Saturday, October 29, 2011

Assignment: Earth


*** (3 stars out of 5)

Enterprise has used the light-speed breakaway factor to visit Earth: 1968. Their mission is one of observation: how did the human race survive?

The answer is... someone else!

Thanks for visiting, I know how horrifyingly dangerous time-travel can be: how one careless mis-step will wipe out everything, so by all means use it frivolously to attempt to launch a back-door TV pilot.
Gary Seven, a 20th Century man in a business suit, is intercepted beaming in on "Assignment: Earth" from an advanced and hidden world. Raised on this alien planet since his ancestors were taken there 6,000 years ago, Seven was trained to help Earth mature safely. From his New York City office, with his clever shapeshifting cat Isis, and his plucky Earthling assistant Roberta Lincoln, Gary Seven helps avert nuclear disaster during the launch of a weapons platform. The literal-minded computer Beta 5 (hidden behind a drinks cabinet), and Gary's sonic screwdriver, I mean... servo will open doors and help him out of jams.

Roberta says she is one of those crazy rebel generation who wonder if they'll live to see 30. I'm glad a lot of them did, although this pilot did not sell. A real-time 15-minute rocket launch countdown is not as thrilling as once it must have seemed. Still, this could have been a good series along the lines of 'The Avengers' or 'Doctor Who'. In a parallel world I could be watching seasons of "Gary 7" on DVD.

That said, our regular characters look pretty useless standing around waiting for Gary to do things. Or looking gob-smacked while Gary does things. Or looking smug when Gary does things!

I did learn that it can be frustrating when our favourite Starfleet characters fade into the background while intriguing, technically skilled, emotionally limited people named Seven arrive from advanced civilizations to upstage them. But just this once.

2 comments:

  1. "this could have been a good series"
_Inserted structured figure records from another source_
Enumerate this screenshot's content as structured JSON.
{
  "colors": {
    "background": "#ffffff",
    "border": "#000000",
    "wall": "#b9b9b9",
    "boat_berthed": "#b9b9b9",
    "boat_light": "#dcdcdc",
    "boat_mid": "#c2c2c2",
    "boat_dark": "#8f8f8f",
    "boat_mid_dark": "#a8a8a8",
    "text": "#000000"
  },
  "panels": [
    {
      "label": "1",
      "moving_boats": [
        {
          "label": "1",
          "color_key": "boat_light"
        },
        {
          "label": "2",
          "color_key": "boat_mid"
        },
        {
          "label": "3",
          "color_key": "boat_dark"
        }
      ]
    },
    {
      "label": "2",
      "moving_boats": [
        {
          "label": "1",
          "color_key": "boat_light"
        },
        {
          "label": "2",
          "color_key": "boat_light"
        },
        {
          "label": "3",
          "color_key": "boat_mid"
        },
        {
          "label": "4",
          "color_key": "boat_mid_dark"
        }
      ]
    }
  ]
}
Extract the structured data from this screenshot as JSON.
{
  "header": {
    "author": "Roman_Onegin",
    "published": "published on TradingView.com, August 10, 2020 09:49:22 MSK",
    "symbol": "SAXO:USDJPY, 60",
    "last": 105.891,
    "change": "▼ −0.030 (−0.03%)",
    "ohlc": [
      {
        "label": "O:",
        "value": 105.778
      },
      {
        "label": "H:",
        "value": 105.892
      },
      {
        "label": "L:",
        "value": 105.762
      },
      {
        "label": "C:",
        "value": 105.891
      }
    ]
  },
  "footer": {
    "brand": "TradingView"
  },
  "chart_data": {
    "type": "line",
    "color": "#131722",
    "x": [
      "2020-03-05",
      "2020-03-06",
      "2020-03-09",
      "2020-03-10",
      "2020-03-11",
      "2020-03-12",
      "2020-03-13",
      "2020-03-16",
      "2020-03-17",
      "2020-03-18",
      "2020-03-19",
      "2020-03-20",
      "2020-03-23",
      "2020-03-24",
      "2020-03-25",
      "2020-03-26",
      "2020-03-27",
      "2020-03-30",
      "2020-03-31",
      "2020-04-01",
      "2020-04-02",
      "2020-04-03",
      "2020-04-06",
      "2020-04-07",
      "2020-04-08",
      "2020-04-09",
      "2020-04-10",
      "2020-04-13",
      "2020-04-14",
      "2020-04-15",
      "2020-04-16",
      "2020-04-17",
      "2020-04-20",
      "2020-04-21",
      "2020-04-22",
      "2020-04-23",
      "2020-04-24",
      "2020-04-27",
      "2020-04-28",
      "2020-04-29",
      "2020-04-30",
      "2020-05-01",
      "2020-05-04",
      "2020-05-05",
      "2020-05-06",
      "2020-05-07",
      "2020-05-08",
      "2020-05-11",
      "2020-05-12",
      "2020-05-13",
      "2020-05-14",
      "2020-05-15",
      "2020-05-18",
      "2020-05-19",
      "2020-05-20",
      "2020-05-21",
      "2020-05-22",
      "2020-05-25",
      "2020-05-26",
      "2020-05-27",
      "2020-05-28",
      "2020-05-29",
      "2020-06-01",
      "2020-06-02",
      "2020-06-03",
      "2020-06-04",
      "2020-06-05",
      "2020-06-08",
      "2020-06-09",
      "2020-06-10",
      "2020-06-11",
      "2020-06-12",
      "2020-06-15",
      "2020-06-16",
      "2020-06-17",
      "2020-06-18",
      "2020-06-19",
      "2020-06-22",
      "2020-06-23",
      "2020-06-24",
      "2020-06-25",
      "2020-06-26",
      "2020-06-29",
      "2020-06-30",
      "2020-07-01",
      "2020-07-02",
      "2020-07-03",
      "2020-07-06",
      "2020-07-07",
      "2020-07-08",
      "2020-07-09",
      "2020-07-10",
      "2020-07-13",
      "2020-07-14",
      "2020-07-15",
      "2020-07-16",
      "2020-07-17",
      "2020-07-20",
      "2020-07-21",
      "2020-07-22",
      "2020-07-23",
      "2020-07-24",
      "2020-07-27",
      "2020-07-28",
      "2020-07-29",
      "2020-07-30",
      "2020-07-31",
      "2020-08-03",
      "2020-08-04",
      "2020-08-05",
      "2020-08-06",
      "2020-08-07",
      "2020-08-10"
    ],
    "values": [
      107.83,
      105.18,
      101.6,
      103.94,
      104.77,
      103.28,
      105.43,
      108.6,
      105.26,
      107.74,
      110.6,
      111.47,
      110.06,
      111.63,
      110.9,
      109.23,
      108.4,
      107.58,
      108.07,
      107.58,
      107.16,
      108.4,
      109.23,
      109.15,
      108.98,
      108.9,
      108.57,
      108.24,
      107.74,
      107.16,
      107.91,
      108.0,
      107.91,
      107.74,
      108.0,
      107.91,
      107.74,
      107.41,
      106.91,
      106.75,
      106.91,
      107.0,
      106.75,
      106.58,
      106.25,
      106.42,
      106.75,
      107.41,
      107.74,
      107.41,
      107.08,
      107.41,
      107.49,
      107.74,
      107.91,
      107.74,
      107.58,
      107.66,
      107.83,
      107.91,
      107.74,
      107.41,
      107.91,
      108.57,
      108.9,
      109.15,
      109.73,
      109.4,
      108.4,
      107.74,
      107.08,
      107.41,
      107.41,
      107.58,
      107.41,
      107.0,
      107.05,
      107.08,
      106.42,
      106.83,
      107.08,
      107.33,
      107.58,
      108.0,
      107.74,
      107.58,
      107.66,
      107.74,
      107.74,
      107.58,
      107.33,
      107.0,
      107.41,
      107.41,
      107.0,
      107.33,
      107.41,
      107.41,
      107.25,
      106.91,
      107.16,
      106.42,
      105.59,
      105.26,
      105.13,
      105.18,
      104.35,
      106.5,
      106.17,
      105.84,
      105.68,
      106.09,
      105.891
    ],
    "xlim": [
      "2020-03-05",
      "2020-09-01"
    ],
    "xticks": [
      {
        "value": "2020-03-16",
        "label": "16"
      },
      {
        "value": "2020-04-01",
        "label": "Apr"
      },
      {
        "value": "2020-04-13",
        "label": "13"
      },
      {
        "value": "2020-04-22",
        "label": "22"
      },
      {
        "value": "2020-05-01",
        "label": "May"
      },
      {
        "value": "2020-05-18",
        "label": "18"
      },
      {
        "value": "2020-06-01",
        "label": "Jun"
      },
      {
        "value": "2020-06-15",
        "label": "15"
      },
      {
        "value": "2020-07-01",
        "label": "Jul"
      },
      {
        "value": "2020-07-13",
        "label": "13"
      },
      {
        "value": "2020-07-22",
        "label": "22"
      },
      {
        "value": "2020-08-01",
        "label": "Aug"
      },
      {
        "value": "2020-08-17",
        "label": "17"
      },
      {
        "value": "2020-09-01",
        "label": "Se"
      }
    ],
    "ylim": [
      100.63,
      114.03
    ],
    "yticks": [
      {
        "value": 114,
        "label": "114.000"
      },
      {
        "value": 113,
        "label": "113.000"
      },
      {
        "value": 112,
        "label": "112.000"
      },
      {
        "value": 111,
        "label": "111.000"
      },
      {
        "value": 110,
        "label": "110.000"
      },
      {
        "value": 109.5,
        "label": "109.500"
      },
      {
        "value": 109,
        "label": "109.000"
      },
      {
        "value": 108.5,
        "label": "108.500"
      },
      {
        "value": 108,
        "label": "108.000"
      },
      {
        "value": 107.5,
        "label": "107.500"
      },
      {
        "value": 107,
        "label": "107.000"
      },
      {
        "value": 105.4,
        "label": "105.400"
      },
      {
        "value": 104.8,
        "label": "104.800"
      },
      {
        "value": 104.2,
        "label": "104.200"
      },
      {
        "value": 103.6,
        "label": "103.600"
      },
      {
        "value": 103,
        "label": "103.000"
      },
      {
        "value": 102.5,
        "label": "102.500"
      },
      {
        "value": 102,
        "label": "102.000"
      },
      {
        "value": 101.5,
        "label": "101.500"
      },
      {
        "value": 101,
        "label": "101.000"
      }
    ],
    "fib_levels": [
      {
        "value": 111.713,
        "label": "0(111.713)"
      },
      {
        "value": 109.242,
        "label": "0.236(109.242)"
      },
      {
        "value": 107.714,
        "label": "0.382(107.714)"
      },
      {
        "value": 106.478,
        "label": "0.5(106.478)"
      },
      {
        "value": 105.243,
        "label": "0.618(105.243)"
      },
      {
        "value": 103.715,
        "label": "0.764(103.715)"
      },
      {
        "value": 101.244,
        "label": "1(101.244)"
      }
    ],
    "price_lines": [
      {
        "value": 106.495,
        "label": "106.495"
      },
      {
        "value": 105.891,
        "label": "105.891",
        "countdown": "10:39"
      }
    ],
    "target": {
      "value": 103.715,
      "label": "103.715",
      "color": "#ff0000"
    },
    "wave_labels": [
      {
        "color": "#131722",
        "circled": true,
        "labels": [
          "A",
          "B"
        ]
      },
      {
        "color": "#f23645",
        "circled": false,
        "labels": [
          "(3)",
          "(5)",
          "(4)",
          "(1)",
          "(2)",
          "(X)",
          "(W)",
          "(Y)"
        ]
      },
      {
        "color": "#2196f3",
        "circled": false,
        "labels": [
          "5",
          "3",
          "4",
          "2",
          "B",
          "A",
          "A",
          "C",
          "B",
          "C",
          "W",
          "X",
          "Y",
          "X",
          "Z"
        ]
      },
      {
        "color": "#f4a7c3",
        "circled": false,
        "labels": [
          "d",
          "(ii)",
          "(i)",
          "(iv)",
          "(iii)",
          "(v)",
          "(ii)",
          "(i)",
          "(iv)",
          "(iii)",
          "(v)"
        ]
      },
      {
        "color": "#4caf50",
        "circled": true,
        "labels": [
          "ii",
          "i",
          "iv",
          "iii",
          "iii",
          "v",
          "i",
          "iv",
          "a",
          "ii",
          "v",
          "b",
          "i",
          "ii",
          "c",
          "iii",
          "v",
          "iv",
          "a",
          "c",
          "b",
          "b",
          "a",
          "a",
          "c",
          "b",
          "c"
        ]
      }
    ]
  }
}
    Do you think it still could be?

    ReplyDelete
    Replies
    1. Well, sure! Mad Men plus Dr. Who... with a big budget it might even get noticed for a season, then get cancelled. Nothing wrong with the premise... Too bad there's no cold war anymore... I wonder if they could fight Middle Eastern terrorism and protect US oil interests overseas? In Go-Go boots? Yeah, I'd watch it.